Thursday, January 22, 2009

The Real Price of Housing

Many non-economists tend to forget that riches are a matter of ratios. In other words, how much value does one person's labor/production command in comparison to that of another? This is a simple, yet extremely powerful point to consider--like air, or even sunlight--we tend to take it for granted, even though our existence revolves around it.

Most modern economists tend to believe deflation is a bad thing: they say, "when deflation hits, it causes a negative downward spiral, and government spending/false money are needed in the short-run in order to smooth everything out--the free market will be there when we get back."

There is one small problem with this type of thinking, and that is when an economist such as myself asks, "ok, so who gets the government spending/false money?"

We have seen exactly who gets the money today. Bankers that caused a real estate bubble, and even car manufacturers who caused an oil bubble, and to a certain extent, the mindless individuals known as the poor and generally ignorant American workers whom did not educate themselves enough and/or prepare themselves enough for a future without even more unemployment insurance than they had originally bargained for. Now do not be offended that I do not sugar coat my thoughts, because the truth is powerful, and it will set you free: for at the end of the day, the middle class, and the university systems, have certainly not been bailed out nearly as much--and without these two pillars--the economy will be in far worse shape in the future.

Once again, riches are about ratios.

How much power (monetarily, socially, or otherwise) do you get for your hard work?

If you are an electronics engineer especially, the answer is--not much.

Let's see why this is the case. Pretend you work for Intel. Even though your market is a duopoly (and a weak one at that given the state of AMD lately), you are still expected to double production every two years given Moore's law.
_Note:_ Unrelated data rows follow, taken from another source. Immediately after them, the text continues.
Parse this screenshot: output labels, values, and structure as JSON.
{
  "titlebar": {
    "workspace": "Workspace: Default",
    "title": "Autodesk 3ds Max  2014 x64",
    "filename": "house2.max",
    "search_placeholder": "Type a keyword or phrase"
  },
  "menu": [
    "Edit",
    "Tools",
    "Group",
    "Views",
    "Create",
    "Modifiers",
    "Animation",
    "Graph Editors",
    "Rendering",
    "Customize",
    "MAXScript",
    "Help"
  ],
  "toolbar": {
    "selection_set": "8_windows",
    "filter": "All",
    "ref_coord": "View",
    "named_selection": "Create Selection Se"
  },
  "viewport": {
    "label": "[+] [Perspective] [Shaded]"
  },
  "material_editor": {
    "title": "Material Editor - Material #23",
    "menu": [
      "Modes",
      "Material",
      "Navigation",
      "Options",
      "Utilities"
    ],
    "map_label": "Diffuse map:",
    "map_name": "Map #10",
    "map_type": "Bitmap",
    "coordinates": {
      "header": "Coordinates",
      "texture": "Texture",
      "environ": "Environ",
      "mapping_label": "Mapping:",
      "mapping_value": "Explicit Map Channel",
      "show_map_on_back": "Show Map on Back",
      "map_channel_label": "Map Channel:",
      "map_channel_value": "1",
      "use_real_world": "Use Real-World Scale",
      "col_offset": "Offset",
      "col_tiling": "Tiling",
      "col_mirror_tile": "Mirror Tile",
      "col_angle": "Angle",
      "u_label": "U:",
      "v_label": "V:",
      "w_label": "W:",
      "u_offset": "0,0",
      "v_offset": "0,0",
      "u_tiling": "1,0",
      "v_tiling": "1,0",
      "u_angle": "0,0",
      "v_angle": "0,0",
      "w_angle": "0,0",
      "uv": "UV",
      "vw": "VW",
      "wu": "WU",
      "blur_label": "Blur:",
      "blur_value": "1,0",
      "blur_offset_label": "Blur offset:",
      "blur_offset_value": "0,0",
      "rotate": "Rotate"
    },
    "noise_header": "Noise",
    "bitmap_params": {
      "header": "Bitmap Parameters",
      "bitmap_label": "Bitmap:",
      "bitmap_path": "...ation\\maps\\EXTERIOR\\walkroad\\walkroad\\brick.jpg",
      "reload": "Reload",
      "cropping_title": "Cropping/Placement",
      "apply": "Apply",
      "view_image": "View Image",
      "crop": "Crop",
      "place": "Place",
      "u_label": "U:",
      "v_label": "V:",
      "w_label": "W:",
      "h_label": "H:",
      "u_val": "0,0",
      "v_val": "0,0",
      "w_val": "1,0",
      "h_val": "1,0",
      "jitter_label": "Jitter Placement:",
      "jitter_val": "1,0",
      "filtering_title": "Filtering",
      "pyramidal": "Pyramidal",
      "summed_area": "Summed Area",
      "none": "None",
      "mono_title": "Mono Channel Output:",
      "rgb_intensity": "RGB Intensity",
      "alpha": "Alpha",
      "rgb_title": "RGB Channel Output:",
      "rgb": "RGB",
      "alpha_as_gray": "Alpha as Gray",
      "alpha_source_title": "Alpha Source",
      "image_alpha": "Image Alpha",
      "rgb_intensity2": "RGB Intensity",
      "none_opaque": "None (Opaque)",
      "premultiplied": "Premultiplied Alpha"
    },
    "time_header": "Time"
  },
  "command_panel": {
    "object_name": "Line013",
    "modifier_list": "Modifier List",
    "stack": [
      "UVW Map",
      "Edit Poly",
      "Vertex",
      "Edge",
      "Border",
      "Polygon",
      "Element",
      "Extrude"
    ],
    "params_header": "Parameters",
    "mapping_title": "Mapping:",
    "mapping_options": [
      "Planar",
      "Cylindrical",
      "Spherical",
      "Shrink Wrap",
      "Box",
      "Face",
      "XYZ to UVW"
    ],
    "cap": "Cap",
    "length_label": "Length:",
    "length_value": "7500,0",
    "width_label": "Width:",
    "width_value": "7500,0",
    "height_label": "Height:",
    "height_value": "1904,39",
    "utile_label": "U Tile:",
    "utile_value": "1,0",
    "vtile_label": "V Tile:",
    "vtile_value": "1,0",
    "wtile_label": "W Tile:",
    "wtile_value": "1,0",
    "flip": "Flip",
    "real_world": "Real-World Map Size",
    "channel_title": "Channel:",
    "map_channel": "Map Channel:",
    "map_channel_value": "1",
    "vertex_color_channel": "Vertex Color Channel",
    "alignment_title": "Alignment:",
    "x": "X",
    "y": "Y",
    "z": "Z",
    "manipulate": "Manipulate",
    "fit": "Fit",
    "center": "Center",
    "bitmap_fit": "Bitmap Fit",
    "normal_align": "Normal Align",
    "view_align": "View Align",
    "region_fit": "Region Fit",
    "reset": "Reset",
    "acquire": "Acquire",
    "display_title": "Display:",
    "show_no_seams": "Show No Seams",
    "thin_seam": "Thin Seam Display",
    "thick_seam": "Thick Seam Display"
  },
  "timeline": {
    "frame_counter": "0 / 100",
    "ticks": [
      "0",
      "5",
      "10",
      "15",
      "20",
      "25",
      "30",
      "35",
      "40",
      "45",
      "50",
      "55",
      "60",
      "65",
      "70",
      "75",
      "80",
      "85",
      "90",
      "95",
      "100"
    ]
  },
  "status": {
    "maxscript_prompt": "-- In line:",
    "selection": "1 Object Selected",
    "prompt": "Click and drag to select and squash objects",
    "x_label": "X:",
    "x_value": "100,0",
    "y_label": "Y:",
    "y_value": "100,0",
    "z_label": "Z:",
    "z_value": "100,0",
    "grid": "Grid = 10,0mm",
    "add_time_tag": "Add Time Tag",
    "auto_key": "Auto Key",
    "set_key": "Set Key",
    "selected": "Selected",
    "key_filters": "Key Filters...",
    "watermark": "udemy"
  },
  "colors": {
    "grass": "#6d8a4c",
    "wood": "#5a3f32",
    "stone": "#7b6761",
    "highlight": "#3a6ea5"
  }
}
If you do not, your customers will simply continue using their old computers for as long as possible--considering some computers run for well over five years, this is problematic; therefore, to solve this problem, you must give your customers more value from their purchase in the short-run than they would find from waiting to buy a processor in another two years.
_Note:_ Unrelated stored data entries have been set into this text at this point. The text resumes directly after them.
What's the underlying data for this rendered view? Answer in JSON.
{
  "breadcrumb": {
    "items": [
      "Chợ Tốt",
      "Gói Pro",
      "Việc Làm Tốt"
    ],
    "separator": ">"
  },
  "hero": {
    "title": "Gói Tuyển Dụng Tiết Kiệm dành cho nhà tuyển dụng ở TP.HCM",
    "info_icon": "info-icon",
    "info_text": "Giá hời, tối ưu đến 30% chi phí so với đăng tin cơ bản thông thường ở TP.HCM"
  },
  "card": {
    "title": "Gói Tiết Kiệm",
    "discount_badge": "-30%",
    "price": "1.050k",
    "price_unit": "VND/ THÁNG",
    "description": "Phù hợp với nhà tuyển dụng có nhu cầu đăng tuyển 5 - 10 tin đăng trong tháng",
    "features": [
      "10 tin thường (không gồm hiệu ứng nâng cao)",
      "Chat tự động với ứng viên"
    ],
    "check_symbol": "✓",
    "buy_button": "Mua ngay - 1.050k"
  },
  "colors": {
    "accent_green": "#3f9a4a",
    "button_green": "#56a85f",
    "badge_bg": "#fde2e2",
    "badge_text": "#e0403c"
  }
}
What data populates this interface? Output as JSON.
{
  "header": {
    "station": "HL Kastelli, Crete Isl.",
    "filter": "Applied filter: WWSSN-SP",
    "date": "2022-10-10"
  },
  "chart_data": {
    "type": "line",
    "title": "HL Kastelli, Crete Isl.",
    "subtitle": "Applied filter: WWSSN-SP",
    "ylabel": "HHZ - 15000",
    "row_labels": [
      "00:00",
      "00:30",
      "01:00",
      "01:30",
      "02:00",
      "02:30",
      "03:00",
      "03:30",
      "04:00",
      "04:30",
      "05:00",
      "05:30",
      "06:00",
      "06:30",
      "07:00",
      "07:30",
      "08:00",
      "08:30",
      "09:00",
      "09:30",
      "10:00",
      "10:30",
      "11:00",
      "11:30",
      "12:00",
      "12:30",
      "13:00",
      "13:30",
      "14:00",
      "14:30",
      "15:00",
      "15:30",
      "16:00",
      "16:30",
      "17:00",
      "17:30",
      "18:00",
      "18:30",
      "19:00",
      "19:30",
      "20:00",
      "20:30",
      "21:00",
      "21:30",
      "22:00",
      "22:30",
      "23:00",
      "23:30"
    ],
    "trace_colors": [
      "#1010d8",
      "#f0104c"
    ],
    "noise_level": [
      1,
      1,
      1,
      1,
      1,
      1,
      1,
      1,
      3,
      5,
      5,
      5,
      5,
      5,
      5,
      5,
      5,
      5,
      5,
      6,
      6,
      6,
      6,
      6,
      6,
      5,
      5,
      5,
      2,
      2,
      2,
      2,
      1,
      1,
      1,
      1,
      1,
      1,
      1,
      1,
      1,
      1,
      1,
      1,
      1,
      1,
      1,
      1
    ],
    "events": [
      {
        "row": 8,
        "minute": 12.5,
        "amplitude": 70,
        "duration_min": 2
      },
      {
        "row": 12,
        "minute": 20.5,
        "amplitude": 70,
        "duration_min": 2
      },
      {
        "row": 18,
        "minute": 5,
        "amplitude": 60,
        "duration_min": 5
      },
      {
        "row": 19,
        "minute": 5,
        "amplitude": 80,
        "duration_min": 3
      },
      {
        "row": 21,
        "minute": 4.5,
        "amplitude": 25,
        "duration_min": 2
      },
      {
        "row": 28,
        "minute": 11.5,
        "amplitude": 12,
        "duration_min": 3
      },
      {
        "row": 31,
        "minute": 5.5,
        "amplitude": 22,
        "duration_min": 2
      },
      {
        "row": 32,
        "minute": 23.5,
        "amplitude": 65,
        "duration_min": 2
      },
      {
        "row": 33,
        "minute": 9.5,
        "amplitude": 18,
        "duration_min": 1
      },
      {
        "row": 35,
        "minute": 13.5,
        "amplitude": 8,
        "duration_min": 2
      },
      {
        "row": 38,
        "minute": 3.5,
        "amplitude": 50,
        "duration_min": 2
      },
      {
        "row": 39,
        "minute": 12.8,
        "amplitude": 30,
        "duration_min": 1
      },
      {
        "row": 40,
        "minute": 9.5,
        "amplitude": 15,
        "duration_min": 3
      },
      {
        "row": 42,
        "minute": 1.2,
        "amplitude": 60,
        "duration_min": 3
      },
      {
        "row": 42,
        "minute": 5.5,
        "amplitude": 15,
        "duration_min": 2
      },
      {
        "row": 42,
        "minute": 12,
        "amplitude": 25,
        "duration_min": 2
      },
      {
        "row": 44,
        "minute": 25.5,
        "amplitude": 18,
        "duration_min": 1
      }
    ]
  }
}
In other words, even though your customers are expecting deflation, your business is still around.

So why do so many economists think deflation is a bad thing?
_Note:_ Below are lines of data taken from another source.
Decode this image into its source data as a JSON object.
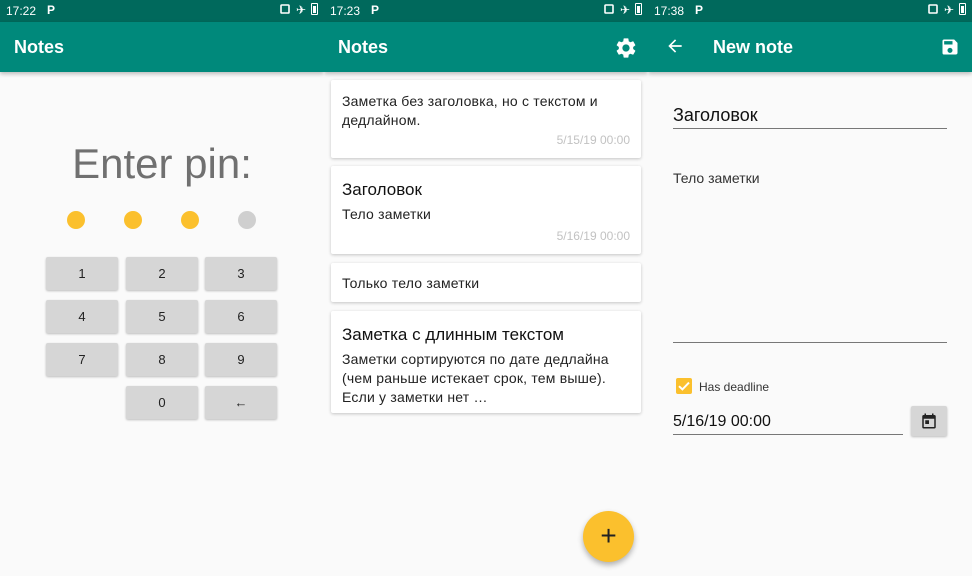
{
  "screens": [
    {
      "status_time": "17:22",
      "app_title": "Notes",
      "pin_title": "Enter pin:",
      "pin_dots": [
        "filled",
        "filled",
        "filled",
        "empty"
      ],
      "keys": [
        "1",
        "2",
        "3",
        "4",
        "5",
        "6",
        "7",
        "8",
        "9",
        "0",
        "←"
      ]
    },
    {
      "status_time": "17:23",
      "app_title": "Notes",
      "settings_icon": "gear-icon",
      "notes": [
        {
          "title": "",
          "body": "Заметка без заголовка, но с текстом и дедлайном.",
          "date": "5/15/19 00:00"
        },
        {
          "title": "Заголовок",
          "body": "Тело заметки",
          "date": "5/16/19 00:00"
        },
        {
          "title": "",
          "body": "Только тело заметки",
          "date": ""
        },
        {
          "title": "Заметка с длинным текстом",
          "body": "Заметки сортируются по дате дедлайна (чем раньше истекает срок, тем выше). Если у заметки нет …",
          "date": ""
        }
      ],
      "fab_label": "+"
    },
    {
      "status_time": "17:38",
      "app_title": "New note",
      "note_title": "Заголовок",
      "note_body": "Тело заметки",
      "deadline_label": "Has deadline",
      "deadline_checked": true,
      "deadline_value": "5/16/19 00:00"
    }
  ],
  "status_p": "P",
  "colors": {
    "status_bar": "#00695c",
    "app_bar": "#00897b",
    "accent": "#fbc02d",
    "dot_empty": "#cfcfcf",
    "key_bg": "#d6d6d6"
  }
}
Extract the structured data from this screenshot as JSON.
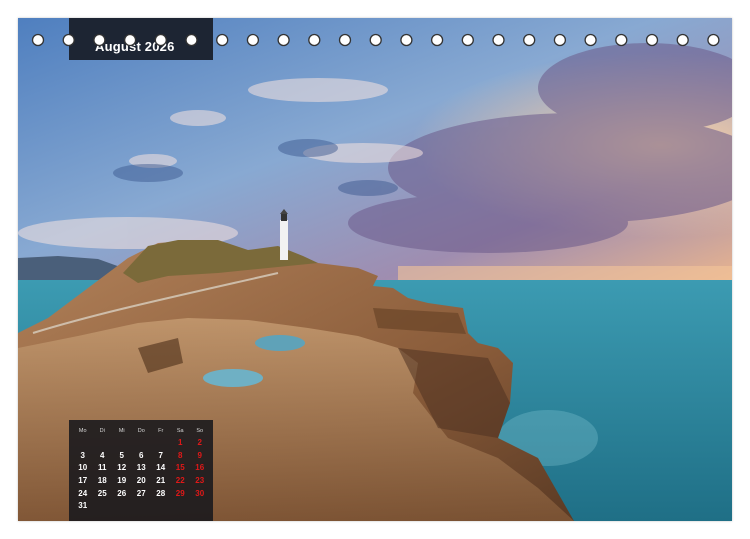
{
  "calendar": {
    "month_label": "August 2026",
    "weekdays": [
      "Mo",
      "Di",
      "Mi",
      "Do",
      "Fr",
      "Sa",
      "So"
    ],
    "weeks": [
      [
        "",
        "",
        "",
        "",
        "",
        "1",
        "2"
      ],
      [
        "3",
        "4",
        "5",
        "6",
        "7",
        "8",
        "9"
      ],
      [
        "10",
        "11",
        "12",
        "13",
        "14",
        "15",
        "16"
      ],
      [
        "17",
        "18",
        "19",
        "20",
        "21",
        "22",
        "23"
      ],
      [
        "24",
        "25",
        "26",
        "27",
        "28",
        "29",
        "30"
      ],
      [
        "31",
        "",
        "",
        "",
        "",
        "",
        ""
      ]
    ]
  },
  "photo": {
    "subject": "lighthouse on coastal rock headland at sunset",
    "colors": {
      "sky_top": "#4e78b4",
      "sky_sunset": "#f3b08a",
      "cloud_purple": "#7a6a9a",
      "sea": "#2f8fa6",
      "rock": "#9a6a42"
    }
  },
  "colors": {
    "month_box": "#1d2533",
    "weekend": "#e01818"
  }
}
Dear reader, you've more than likely been living in a dream world. You see paper and you think it is worth something. Well, it can be worth something. I was on today, and I found this.

A $5,000 house.

Now, this is obviously a poor home compared to what many of us live in. But one must think of all the money (and labor) they would pour into a conventional home that costs, let us say, $100,000 at the moment.

Is such a $100,000 home truly twenty times better?

Well, a first-time home buyer would probably be convinced by society that they should pay interest for such a $100,000 home given the past (homes have usually gone up in value).

But what if the $5,000 home becomes 15% larger the next year, yet drops in price by $500 a unit thanks to mass production?

At that point, your home's value would fall, all else being equal, because it competes with the much cheaper dwelling.

And what if people begin to worry about expensive homes holding their value now?

At that point, more people will buy the paper homes.

In other words, homes would become consumption rather than investment.

If some engineers from various fields worked on these types of creations, and if they were created by better and better machinery every year, eventually, people would begin to think of a home as being useful in and of itself. This is what drives technology, and this is what drives the economy.

We have become so fixated on our belief that homes will increase in value, even though they haven't given us anymore pleasure per se, that we haven't realized how much we get for our labor every time we turn on our computers. While bankers have been bailed out for propagating the herd like mentality of irrational exuberance, our scientists and engineers have begun to suffer.

There is no such thing as overproduction in the long-run. In the short-run, we may all lose money in some ways, but we would gain it back in others. If nearly everyone went bankrupt from their home values plummeting today, we could buy a new home for virtually nothing after a few short months of cooperation.

Today we believe in Obama, but I am asking you to believe in yourselves.